My process of code improvement involves the following:

This is where mutant comes in to help. If I find that mutant is calling out a particular mutation repeatedly, and because I am running mutant on the entire code base and saving the logs, I have the potential to scan the logs for similar cases. This is where things currently fall apart, because the particular type of mutation that would be logged is not labeled.

So for instance when a mutation is added from @foo to foo without a label or tag in the log of some sort, it becomes difficult to use my above process to locate the other occurrences and fix them (hopefully once and for all) in the code base universally. So providing a label or tag to each alive mutant would help with this, much like reek's UncommunicativeName tags allow me to scan the logs an see where these exist in my code.

I understand this is subject to one buying into my approach. It could also be the foundation for being able to exclude certain types of mutations in the future.

dkubb commented 9 years ago

So providing a label or tag to each alive mutant would help with this, much like reek's UncommunicativeName tags allow me to scan the logs an see where these exist in my code.

@tjchambers Even if mutant doesn't label each mutation I think we should still define a common set of names to represent each class of mutation. It would give us a common language in which to discuss future mutations rather than describing things in terms of actual before and after code examples.

FWIW, I do think reporting the mutation classification could be quite useful. There will be standard approaches to dealing with each type of mutation, as there are with code smells, and it would make it easier to document these common fixes.

tjchambers commented 9 years ago

@dkubb I see the tagging of a type of mutation, and the classification of a tag or group of tags as intertwined. While broader classifications may be sufficient to the approach to the mutation, it would personally help me to connect the dots back to the specific mutation.

I do realize this would require assigning a label/tag/type/whatever-you-want-to-call-it to each mutation. It's not magic unfortunately. I like the idea of being able to say it was a IvarToReader mutation, as opposed to it's the one that alters @foo to foo. Perhaps it's just me. I like to put things in boxes.

dkubb commented 9 years ago

@tjchambers it looks like we've been discussing this for a few months. I'm going to propose a way we can make forward progress on this, although I wanted to make a few statements first.

Just about everyone involved in mutation testing to you, @mbj, other contributors and myself agrees that there should be more common vocabulary around mutation testing. Some operators are specific to ruby, but many are relevant across multiple languages. The first step in establishing some common vocabulary is just defining names that make sense to us. As we all know, naming stuff is hard, and is likely to require more discussion and debate.

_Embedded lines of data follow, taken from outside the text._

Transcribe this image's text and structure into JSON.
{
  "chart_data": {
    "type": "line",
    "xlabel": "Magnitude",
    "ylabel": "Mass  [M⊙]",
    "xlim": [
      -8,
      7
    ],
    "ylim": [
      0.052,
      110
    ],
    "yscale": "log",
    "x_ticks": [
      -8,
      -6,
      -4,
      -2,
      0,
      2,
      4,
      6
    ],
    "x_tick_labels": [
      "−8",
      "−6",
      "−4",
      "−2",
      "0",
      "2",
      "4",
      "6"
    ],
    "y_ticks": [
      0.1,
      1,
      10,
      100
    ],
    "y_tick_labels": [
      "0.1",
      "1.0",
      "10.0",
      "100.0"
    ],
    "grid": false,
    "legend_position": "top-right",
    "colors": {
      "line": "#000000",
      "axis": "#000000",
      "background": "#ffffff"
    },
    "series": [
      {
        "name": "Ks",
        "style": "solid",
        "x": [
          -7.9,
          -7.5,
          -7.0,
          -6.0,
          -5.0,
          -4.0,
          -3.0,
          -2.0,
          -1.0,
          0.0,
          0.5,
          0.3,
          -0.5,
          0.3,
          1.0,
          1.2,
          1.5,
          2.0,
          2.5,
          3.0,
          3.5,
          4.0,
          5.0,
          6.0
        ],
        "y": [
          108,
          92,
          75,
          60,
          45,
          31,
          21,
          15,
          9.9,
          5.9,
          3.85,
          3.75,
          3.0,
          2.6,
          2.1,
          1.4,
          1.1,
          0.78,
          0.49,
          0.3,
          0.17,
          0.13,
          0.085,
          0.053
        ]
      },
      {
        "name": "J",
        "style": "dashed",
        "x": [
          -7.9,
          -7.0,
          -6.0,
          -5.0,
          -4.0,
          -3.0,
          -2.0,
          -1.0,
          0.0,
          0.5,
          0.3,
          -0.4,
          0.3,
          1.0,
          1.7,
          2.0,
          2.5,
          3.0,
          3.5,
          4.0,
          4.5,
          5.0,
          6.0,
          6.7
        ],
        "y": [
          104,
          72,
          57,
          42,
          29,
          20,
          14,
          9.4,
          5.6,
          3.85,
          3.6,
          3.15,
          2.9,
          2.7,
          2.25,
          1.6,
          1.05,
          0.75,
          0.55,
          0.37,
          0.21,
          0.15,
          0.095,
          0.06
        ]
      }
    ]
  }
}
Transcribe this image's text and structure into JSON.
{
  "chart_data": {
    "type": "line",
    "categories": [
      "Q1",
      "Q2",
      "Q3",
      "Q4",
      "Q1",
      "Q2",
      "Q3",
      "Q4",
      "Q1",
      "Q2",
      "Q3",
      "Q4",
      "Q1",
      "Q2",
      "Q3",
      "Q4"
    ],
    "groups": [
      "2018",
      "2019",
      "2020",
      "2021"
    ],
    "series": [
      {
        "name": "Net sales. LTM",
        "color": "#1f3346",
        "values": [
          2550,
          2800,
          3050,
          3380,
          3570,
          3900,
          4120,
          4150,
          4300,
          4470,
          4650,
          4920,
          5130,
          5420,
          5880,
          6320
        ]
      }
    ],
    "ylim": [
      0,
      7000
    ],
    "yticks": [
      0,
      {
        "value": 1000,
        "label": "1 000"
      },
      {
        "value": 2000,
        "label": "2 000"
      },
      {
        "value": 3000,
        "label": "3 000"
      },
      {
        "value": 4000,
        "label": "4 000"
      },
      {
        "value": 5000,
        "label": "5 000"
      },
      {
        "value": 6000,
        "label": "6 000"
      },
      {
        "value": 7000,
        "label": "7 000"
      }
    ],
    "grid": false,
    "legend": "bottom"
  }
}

I think this discussion and debate is really important, naming isn't just hard, it's critically important. At the same time, I don't think we should make it a constraint that we have good names for everything before we get started on this task. If we can come up with some obvious placeholder names for mutations, we can add the infrastructure to assign the temporary names to mutations so they can be logged. Then we can gradually refine the mutation names by proposing pull requests and then discussing things in depth there.

So in summary we could:

  1. Add a way to associate a name to a mutation operator
  2. Assign unique placeholder names like Mutation1, Mutation2, Mutation3, etc to each operator.
  3. Log the mutation operator names
  4. Begin the process of naming each operator via PRs that are discussed and debated.

NOTE: I'm not specifically volunteering to do this since my OSS time is limited, just trying to outline a possible step forward where the end result would be well named mutation operators and a common vocabulary.